In un mondo dove molte ore davanti a dispositivi elettronici, la sedentarietà, ovvero stare molto tempo seduti, può essere una minacia alla nostra salute pubblica globale. Questa “newsletter” esplora le conseguenze della vita sedentaria e offre consigli pratici per contrastare gli impatti negativi di uno stile di vita poco attivo.
La sedentarietà non significa solo non fare sport, ma passare lunghi periodi della giornata seduti o a riposarsi con un basso dispendio energetico. È un comportamento indipendente con rischi per la salute.
Se stiamo sempre seduti, il nostro corpo e la nostra mente possono ammalarsi più facilmente : la sedentarietà è associata a un rischio maggiore di sviluppare malattie cardiache, diabete di tipo 2, obesità, alcuni tipi di cancro, depressione, ansia, debolezza muscolare, riduzione della flessibilità e dolori articolari.
Inoltre la sedentarietà è stata collegata a una ridotta aspettativa di vita.

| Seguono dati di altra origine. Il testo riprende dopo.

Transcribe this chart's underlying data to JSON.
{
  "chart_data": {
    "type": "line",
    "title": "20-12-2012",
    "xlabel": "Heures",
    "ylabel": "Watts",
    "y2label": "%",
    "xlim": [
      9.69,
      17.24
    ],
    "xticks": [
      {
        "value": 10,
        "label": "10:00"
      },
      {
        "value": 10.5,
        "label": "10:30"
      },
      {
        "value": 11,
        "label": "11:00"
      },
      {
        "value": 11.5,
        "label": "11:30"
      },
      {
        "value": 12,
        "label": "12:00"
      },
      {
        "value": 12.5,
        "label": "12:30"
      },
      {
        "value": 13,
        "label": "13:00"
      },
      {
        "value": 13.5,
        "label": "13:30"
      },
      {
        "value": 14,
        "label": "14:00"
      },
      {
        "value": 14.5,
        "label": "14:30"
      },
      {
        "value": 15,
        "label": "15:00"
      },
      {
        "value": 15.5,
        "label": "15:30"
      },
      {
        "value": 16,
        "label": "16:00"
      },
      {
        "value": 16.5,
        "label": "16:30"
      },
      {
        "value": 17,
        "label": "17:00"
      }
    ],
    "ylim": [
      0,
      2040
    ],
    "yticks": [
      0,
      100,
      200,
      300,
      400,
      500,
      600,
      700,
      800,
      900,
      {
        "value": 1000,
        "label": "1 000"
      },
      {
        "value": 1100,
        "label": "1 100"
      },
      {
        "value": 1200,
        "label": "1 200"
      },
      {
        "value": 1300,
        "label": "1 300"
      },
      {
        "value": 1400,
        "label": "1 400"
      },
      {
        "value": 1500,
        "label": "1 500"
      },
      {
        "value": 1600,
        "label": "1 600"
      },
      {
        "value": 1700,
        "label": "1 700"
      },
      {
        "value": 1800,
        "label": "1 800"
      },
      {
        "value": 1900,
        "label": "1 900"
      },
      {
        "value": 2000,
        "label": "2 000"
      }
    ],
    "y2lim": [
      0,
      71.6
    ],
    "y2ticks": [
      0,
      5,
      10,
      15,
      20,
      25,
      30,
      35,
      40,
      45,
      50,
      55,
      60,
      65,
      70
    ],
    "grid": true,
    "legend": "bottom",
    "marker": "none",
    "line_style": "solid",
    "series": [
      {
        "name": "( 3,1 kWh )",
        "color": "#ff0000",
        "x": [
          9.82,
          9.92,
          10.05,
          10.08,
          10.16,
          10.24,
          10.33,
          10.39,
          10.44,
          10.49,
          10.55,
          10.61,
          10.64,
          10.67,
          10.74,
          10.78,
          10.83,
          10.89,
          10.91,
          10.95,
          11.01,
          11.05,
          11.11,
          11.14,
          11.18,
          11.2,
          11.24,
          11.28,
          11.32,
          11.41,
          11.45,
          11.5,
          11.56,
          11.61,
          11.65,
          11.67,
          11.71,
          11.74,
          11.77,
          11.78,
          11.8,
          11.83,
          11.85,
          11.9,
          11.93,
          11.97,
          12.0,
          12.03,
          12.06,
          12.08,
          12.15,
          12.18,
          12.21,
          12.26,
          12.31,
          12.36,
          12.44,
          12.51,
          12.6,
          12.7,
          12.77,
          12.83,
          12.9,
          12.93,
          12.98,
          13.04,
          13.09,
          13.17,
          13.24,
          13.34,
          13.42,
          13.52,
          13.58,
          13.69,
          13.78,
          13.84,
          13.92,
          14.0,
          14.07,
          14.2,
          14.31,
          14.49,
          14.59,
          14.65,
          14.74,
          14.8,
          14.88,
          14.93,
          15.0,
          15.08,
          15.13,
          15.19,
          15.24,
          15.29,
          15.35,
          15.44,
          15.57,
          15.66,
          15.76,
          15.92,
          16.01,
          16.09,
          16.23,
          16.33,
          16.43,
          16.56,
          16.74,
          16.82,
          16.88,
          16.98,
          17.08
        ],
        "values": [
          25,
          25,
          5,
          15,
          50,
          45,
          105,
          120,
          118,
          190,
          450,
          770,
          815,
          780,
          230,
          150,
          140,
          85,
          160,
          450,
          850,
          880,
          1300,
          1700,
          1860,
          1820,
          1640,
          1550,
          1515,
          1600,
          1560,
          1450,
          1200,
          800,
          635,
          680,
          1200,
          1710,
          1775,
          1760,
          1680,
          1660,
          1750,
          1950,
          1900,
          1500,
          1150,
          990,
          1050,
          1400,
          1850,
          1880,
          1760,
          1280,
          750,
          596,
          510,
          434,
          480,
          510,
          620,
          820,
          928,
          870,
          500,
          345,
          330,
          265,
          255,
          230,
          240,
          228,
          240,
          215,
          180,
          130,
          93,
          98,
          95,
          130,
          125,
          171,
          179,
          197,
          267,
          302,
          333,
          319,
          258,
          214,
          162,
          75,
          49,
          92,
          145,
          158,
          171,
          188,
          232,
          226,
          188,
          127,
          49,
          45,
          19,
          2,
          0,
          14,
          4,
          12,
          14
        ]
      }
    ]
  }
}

Pause attive: Alzati e muoviti per almeno 5 minuti ogni ora. Piccole attività come camminare, fare stretching o salire le scale possono fare una grande differenza.
Usa meglio la scrivania: un tavolo regolabile ti permette di alternare tra la posizione seduta e in piedi.
Integra l’attività fisica nella tua routine: ITrova modi per muoverti di più nella tua giornata, come camminare o andare in bicicletta.
Limita il tempo trascorso davanti allo schermo: Stabilisci limiti di tempo trascorso davanti alla TV o al computer.
Anche piccoli cambiamenti possono fare la differenza per stare bene. Ogni volta che ci muoviamo, facciamo un passo verso una vita più sana!
Owen, N., et al. (2010). “The sedentary behavior and obesity: WCRF/AICR second report on cancer prevention.” Cancer Prevention Research.
Biswas, A., et al. (2015). “Sedentary time and its association with risk for disease incidence, mortality, and hospitalization in adults: A systematic review and meta-analysis.” Annals of Internal Medicine.
Thorp, A. A., et al. (2011). “Sedentary behaviors and subsequent health outcomes in adults: A systematic review of longitudinal studies, 1996–2011.” American Journal of Preventive Medicine.